Security
At Neon, security is our highest priority. We are committed to implementing best practices and earning the trust of our users.
SOC2
Neon has successfully completed a SOC2 Type 1 audit. SOC2 (Service Organization Control 2) Type 1 report is an attestation by an independent auditing entity, acknowledging that an organization has processes and systems in place that comply with the principles of the American Institute of Certified Public Accountants (AICPA).
This audit report focuses on five trust service criteria: security, availability, processing integrity, confidentiality, and privacy. Our successful completion of this audit signifies that our design of systems and procedures, as of a specific date, meet these stringent criteria.
Please note that while the term "SOC2 Certified" is commonly used, it is not accurate and we refrain from using it. The AICPA explicitly advises against using this term. A SOC2 report is an attestation of the effectiveness of controls, not a certification.
Our SOC2 Type 1 report underscores our ongoing commitment to safeguarding customer data and maintaining a high level of security. We will continue to invest in regular audits and adhere to industry best practices to ensure the security, integrity, and privacy of the data you entrust us with.
Security reporting
Neon is currently in Technical Preview, and vulnerabilities may be present. We have established a security reporting procedure to address security issues quickly. We recommend using Neon only with public or non-sensitive data at this time.
important
If you have a security concern or believe you have found a vulnerability in any part of our infrastructure, please contact us at security@neon.tech. If you need to share sensitive information, we can provide you with a security contact number through Signal.
Our commitment to solving security issues
- We will respond to your report within three business days with an evaluation and expected resolution date.
- We will handle your report with strict confidentiality and not share any personal details with third parties without your permission.
- We will keep you informed of the progress towards resolving the problem.
- Once the report has been resolved, we will credit the finding to you in our public
security.txt
document, unless you prefer to stay anonymous. - If we need to access proprietary information or personal data stored in Neon to investigate or respond to a security report, we shall act in good faith and in compliance with applicable confidentiality, personal data protection, and other obligations.
We strive to resolve all problems quickly and publicize any discoveries after their resolution.
Neon does not have a bug bounty program and does not pay financial bonuses or bounties for reporting bugs or vulnerability issues.
How to disclose vulnerabilities
Neon pays close attention to the proper security of its information and communication systems. Despite these efforts, it is not possible to entirely exclude the existence of security vulnerabilities.
If you identify a security vulnerability, please proceed as follows under the principle of responsible disclosure:
- Report the security vulnerability to Neon by contacting us at security@neon.tech. Provide as much information about the security vulnerability as possible.
- Do not exploit the security vulnerability; for example, by using it to breach data, change the data of third parties, or deliberately disrupt the availability of the service.

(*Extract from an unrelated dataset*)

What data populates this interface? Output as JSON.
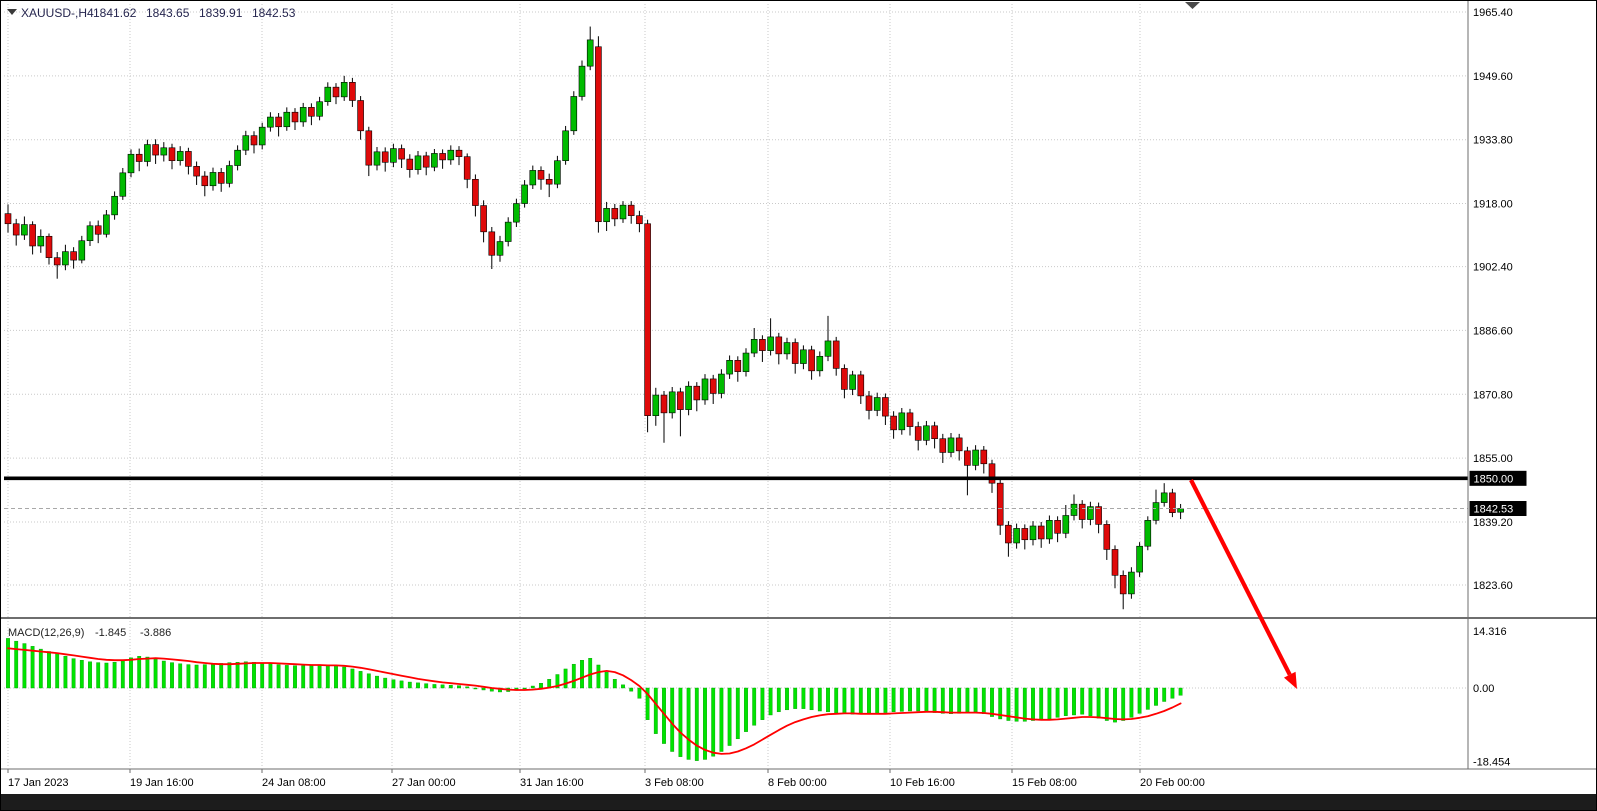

- All activities relating to the discovery of the security vulnerability should be performed within the framework of the law.
- Do not inform any third parties about the security vulnerability. All communication regarding the security vulnerability will be coordinated by Neon and our partners.
- If the above conditions are respected, Neon will not take any legal steps against the party that reported the security vulnerability.
- In the event of a non-anonymous report, Neon will inform the party that submitted the report of the steps it intends to take and the progress toward closing the security vulnerability.
Secure data centers
Neon’s infrastructure is hosted and managed within Amazon’s secure data centers backed by AWS Cloud Security. Amazon continually manages risk and undergoes recurring assessments to ensure compliance with industry standards. For information about AWS data center compliance programs, refer to AWS Compliance Programs.